Habits and Policy: The Social Construction of Foreign Policymaking Processes

Event Date: 

Tuesday, February 28, 2017 -
2:00pm to 3:30pm
  • Global Security Hub

You are invited to the monthly meeting of the Global Security Hub. This meeting will feature a working paper presented by Dr. Mariano E. Bertucci, Visiting Scholar at the Department of Political Science and the Orfalea Center for Global & International Studies. His work focuses on logics of social action and foreign policymaking processes (on trade and security issues) in South America. His research has been published in peer-reviewed journal in the United States and abroad and featured in mass-media outlets such as the Huffington Post and Inside Higher Ed.

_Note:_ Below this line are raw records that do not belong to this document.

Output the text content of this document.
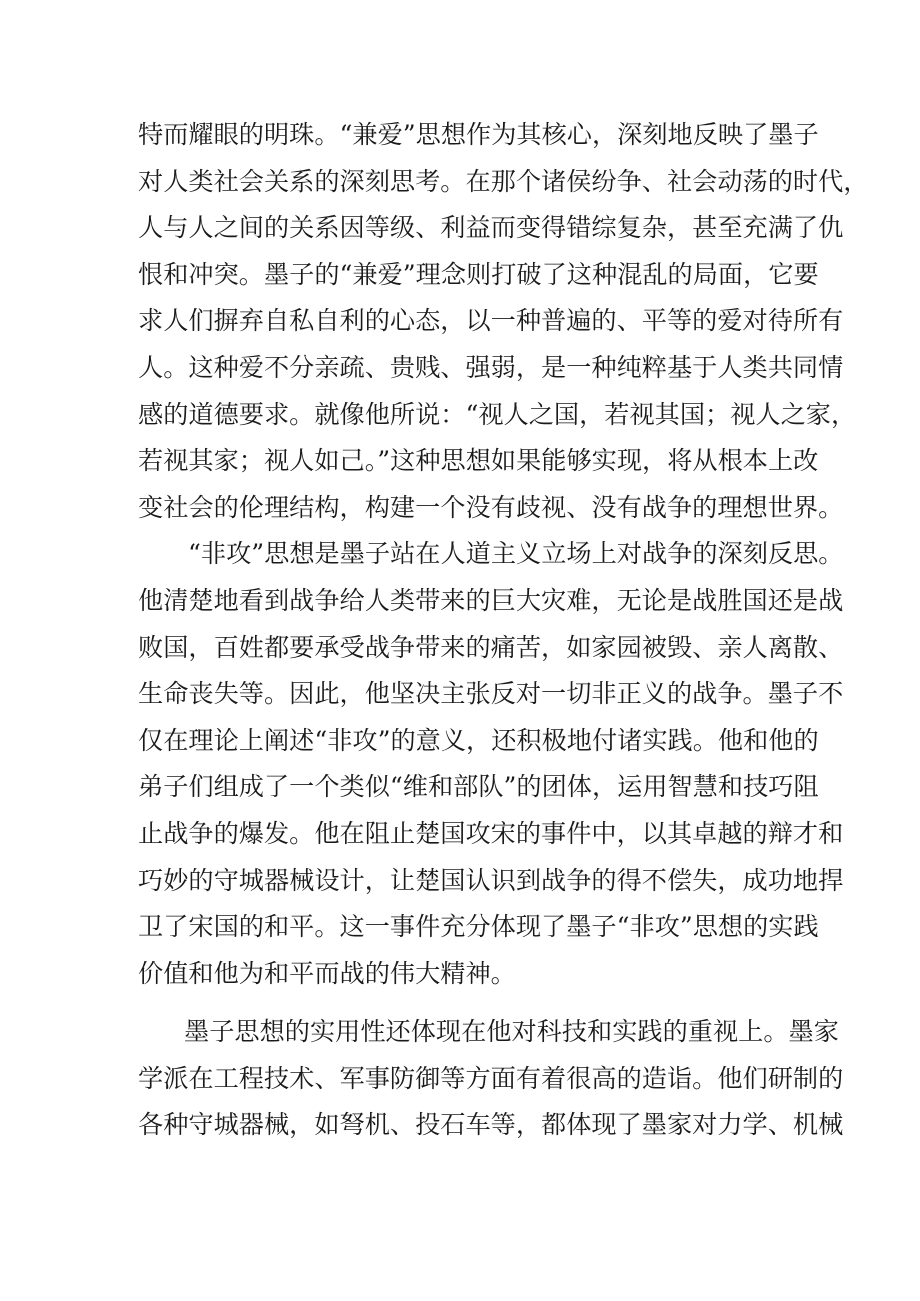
特而耀眼的明珠。“兼爱”思想作为其核心，深刻地反映了墨子
对人类社会关系的深刻思考。在那个诸侯纷争、社会动荡的时代，
人与人之间的关系因等级、利益而变得错综复杂，甚至充满了仇
恨和冲突。墨子的“兼爱”理念则打破了这种混乱的局面，它要
求人们摒弃自私自利的心态，以一种普遍的、平等的爱对待所有
人。这种爱不分亲疏、贵贱、强弱，是一种纯粹基于人类共同情
感的道德要求。就像他所说：“视人之国，若视其国；视人之家，
若视其家；视人如己。”这种思想如果能够实现，将从根本上改
变社会的伦理结构，构建一个没有歧视、没有战争的理想世界。
“非攻”思想是墨子站在人道主义立场上对战争的深刻反思。
他清楚地看到战争给人类带来的巨大灾难，无论是战胜国还是战
败国，百姓都要承受战争带来的痛苦，如家园被毁、亲人离散、
生命丧失等。因此，他坚决主张反对一切非正义的战争。墨子不
仅在理论上阐述“非攻”的意义，还积极地付诸实践。他和他的
弟子们组成了一个类似“维和部队”的团体，运用智慧和技巧阻
止战争的爆发。他在阻止楚国攻宋的事件中，以其卓越的辩才和
巧妙的守城器械设计，让楚国认识到战争的得不偿失，成功地捍
卫了宋国的和平。这一事件充分体现了墨子“非攻”思想的实践
价值和他为和平而战的伟大精神。
墨子思想的实用性还体现在他对科技和实践的重视上。墨家
学派在工程技术、军事防御等方面有着很高的造诣。他们研制的
各种守城器械，如弩机、投石车等，都体现了墨家对力学、机械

Habits and Policy: The Social Construction of Foreign Policymaking Processes

Mainstream theories in political science argue that formal political institutions or norms determine who will influence the making of policy and how they will do so. However, three South American presidential democracies with strikingly similar formal rules for making foreign policy (i.e., Argentina, Brazil and Chile) have been following, for decades, fundamentally different foreign policymaking processes; and, they have been doing so without resort to any normative justifications. This article explains how and why such variation in processes takes place. The article contrasts the theoretical expectations of rational choice institutionalism and norm-based arguments on foreign policymaking with a logic of habit not captured by the logics of consequences or appropriateness of RCI and norm-based explanations. Drawing on experimental findings in social psychology and cognitive neuroscience, and on extensive fieldwork and interviews with those Argentine, Brazilian and Chilean policymakers who have actually made policy, the article makes two contributions. First, it furthers the theoretical development of the concept of habit in IR and offers a means of studying habits empirically. Second, it challenges the assumption that the power of domestic actors in foreign policy is a function of formal institutions or prevailing norms.